Generative Models on Phase Space
Summary: arXiv:2604.02415v1 Announce Type: cross
Abstract: Deep generative models such as diffusion and flow matching are powerful machine learning tools capable of learning and sampling from high-dimensional distributions. They are particularly useful when the training data appears to be concentrated on a submanifold of the data embedding space. For high-energy physics data, consisting of collections of relativistic energy-momentum 4-vectors, this submanifold can enforce extremely strong physically-motivated priors, such as energy and momentum conservation. If these constraints are learned only approximately, rather than exactly, this can inhibit the interpretability and reliability of such generative models.
To remedy this deficiency, we introduce generative models which are, by construction, confined at every step of their sampling trajectory to the manifold of massless N-particle Lorentz-invariant phase space in the center-of-momentum frame. In the case of diffusion models, the “pure noise” forward process endpoint corresponds to the uniform distribution on phase space, which provides a clear starting point from which to identify how correlations among the particles emerge during the reverse (de-noising) process. We demonstrate that our models are able to learn both few-particle and many-particle distributions with various singularity structures, paving the way for future interpretability studies using generative models trained on simulated jet data.
Introduction
Generative models have revolutionized the way we approach machine learning, especially in fields where high-dimensional data is prevalent.
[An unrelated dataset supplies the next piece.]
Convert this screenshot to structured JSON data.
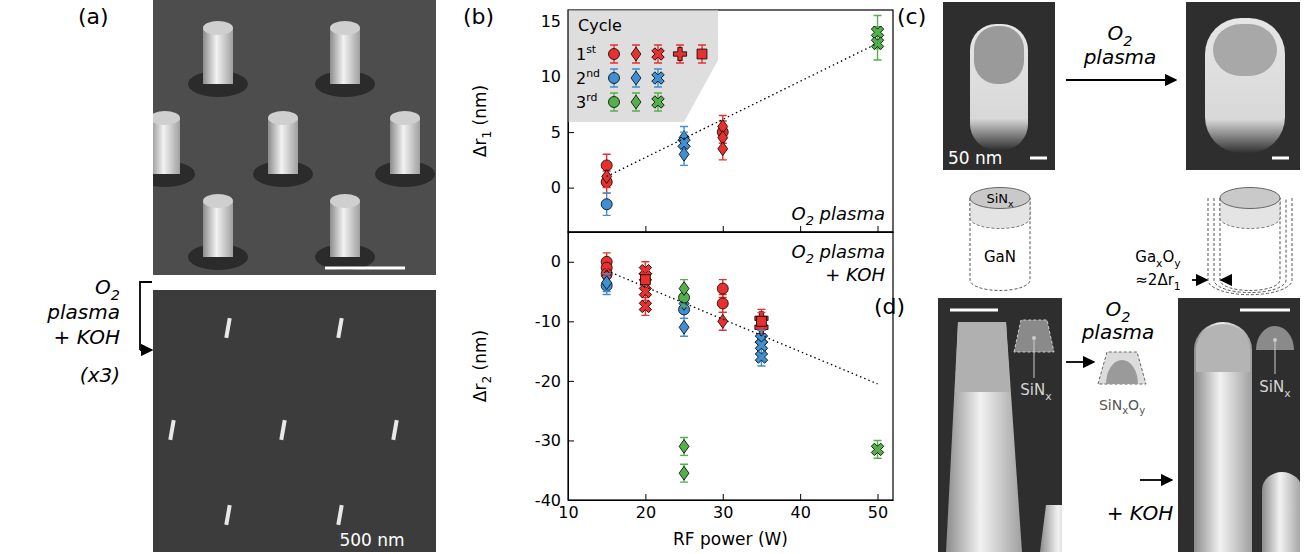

In high-energy physics, effective modeling of data is crucial for understanding particle interactions and behaviors. Traditional methods often struggle with the complexities introduced by physical constraints, such as conservation laws. This article discusses recent advancements in generative modeling approaches specifically tailored to the unique requirements of high-energy physics data.
Core Concepts
- Generative Models: These models are designed to generate new data points from a learned distribution, making them ideal for tasks such as sampling and data augmentation.
- Phase Space: In the context of high-energy physics, phase space refers to the multidimensional space in which all possible states of a system are represented. For particle physics, this includes energy-momentum vectors that obey specific conservation laws.
- Diffusion Models: A type of generative model that utilizes a forward process to add noise to data and a reverse process to denoise and recover the original distribution.
Methodology
The proposed generative models leverage the structure of N-particle Lorentz-invariant phase space. By constraining the sampling process to this manifold, the models inherently respect physical principles, thus improving reliability and interpretability. The approach integrates the following key aspects:
- Manifold Learning: The model’s design ensures that it operates strictly within the boundaries defined by physical laws, such as energy and momentum conservation.
- Reverse Process Analysis: The diffusion model’s reverse process provides insights into how correlations develop as particles interact, leading to a more profound understanding of the underlying physics.
- Singularity Structures: The study demonstrates the model’s capability to learn distributions that exhibit various singularity patterns, crucial for accurately simulating complex particle interactions.
Conclusion
The introduction of generative models that conform to the physical constraints of high-energy physics offers a significant step forward in the field. By ensuring that these models are confined to Lorentz-invariant phase space, we enhance their interpretability and reliability. Future research will focus on applying these models to real-world data, potentially leading to breakthroughs in our understanding of particle physics and the development of advanced simulation techniques.